Читаем Воспоминания о Михаиле Булгакове полностью

Булгаков, здороваясь с коллегами, кратко говорил каждому: «Михал Афанасьич!» Он, очевидно, опасался, что его сразу начнут называть по фамилии или уже совсем запросто — Мишей. Так и я получил своего «Михал Афанасьича» и с большим любопытством уставился на новое для меня лицо.

Булгаков был худощав, гибок, весь в острых углах светлый блондин, с прозрачно-серыми, почти водянистыми глазами. Он двигался быстро, легко, но не слишком свободно. Обстановка обязывала, тем более что в руках у него была объемистая тетрадь. Атмосфера и впрямь создалась несколько торжественная, заметно напряженнее, чем в дни обычных собраний МАДа.

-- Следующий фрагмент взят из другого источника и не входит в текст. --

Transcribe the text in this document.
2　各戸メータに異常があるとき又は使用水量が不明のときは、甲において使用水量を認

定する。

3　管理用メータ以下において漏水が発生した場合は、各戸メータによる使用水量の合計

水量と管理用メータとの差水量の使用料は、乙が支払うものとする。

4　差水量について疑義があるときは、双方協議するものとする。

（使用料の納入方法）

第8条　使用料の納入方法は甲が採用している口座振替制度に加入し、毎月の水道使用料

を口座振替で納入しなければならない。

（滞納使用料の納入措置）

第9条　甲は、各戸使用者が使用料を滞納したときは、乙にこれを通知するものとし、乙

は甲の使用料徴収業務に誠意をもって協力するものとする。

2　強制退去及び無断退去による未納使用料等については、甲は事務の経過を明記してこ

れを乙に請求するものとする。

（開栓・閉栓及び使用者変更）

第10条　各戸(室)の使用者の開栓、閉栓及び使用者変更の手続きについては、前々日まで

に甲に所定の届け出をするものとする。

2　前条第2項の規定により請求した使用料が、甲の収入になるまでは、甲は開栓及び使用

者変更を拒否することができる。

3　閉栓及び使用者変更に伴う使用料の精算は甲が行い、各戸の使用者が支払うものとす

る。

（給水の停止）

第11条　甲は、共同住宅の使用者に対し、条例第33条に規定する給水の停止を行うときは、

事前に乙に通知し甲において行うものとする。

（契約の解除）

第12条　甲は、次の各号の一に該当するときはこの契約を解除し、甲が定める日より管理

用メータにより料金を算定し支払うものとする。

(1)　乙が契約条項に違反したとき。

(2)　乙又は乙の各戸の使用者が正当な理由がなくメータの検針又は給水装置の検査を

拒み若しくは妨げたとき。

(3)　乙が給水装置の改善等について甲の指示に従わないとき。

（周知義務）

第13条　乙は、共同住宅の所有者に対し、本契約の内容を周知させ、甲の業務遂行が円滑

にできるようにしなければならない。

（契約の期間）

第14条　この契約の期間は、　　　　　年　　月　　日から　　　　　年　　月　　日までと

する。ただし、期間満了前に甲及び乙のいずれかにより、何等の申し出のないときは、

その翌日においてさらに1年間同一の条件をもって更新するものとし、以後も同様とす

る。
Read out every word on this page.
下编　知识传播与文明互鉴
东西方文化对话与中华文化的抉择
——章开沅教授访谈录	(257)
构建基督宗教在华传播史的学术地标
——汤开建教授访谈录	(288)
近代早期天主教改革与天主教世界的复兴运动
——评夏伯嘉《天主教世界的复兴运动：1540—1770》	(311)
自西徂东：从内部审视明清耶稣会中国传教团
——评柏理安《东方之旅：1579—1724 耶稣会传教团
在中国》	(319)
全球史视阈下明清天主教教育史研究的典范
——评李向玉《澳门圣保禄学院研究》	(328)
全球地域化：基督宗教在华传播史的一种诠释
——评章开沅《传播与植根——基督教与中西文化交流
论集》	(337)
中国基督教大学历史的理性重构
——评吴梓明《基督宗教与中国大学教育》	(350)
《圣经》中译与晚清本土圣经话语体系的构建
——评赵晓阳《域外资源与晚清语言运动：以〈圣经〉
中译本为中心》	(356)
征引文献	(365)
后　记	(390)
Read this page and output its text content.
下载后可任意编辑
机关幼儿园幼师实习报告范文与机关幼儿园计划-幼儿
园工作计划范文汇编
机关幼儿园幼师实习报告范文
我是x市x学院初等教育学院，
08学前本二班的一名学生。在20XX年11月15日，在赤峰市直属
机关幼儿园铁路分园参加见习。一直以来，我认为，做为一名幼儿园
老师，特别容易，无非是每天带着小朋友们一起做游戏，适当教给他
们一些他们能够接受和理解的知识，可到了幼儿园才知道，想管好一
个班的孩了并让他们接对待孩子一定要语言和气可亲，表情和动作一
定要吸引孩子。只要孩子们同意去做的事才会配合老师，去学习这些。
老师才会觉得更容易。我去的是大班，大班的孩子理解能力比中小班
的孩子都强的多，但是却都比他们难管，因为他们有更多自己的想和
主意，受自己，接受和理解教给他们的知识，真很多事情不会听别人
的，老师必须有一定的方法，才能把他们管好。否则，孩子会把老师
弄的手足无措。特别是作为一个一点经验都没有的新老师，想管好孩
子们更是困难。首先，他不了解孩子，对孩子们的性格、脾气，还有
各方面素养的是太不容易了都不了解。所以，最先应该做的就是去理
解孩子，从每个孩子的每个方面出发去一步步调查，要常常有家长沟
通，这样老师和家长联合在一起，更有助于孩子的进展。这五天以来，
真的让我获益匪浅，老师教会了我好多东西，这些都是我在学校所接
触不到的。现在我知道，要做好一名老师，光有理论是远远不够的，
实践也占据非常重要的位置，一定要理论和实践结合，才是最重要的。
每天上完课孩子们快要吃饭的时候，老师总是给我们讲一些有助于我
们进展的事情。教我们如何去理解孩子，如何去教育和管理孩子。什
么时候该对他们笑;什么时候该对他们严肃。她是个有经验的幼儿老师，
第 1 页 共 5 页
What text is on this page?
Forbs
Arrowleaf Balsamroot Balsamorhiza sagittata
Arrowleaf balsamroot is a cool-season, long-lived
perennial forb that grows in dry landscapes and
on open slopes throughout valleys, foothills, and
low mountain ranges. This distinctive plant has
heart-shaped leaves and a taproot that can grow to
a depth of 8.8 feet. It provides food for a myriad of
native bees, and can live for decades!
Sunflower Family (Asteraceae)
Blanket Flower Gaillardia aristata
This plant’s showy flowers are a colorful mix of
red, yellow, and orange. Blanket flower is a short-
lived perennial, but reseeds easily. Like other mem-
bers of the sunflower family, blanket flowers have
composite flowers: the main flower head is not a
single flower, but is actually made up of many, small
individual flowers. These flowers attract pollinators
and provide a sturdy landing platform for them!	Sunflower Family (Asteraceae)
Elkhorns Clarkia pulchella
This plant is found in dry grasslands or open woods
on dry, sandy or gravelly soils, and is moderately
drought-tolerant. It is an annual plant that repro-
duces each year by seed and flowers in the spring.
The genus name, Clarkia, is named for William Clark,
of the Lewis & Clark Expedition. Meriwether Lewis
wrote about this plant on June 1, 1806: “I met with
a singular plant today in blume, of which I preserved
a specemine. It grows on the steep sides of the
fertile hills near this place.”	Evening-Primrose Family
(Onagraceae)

Михаил Афанасьевич оказался в центре драматургов, вперивших в него пытливые, выжидающие и немножко строгие взгляды. «А ну-ка, что ты нам преподнесешь?» — казалось, гласили эти взгляды из-под полуопущенных век. Булгаков нервным движением руки разглаживал свою тетрадь, слегка поеживался, даже подергивался. После некоторой паузы он заговорил — сказал несколько слов по истории создания пьесы. У мадовцев были равнодушные лица: они ждали текста, а не прелюдий к нему. И наконец зазвучали первые слова. Уже довольно скоро атмосфера изменилась. Тишина из выжидательно-скептической превратилась в напряженную. Голос Булгакова стал тверже, в нем появился металл. А мы слушали и каждый говорил «э-э!» своему внутреннему Петру Ивановичу…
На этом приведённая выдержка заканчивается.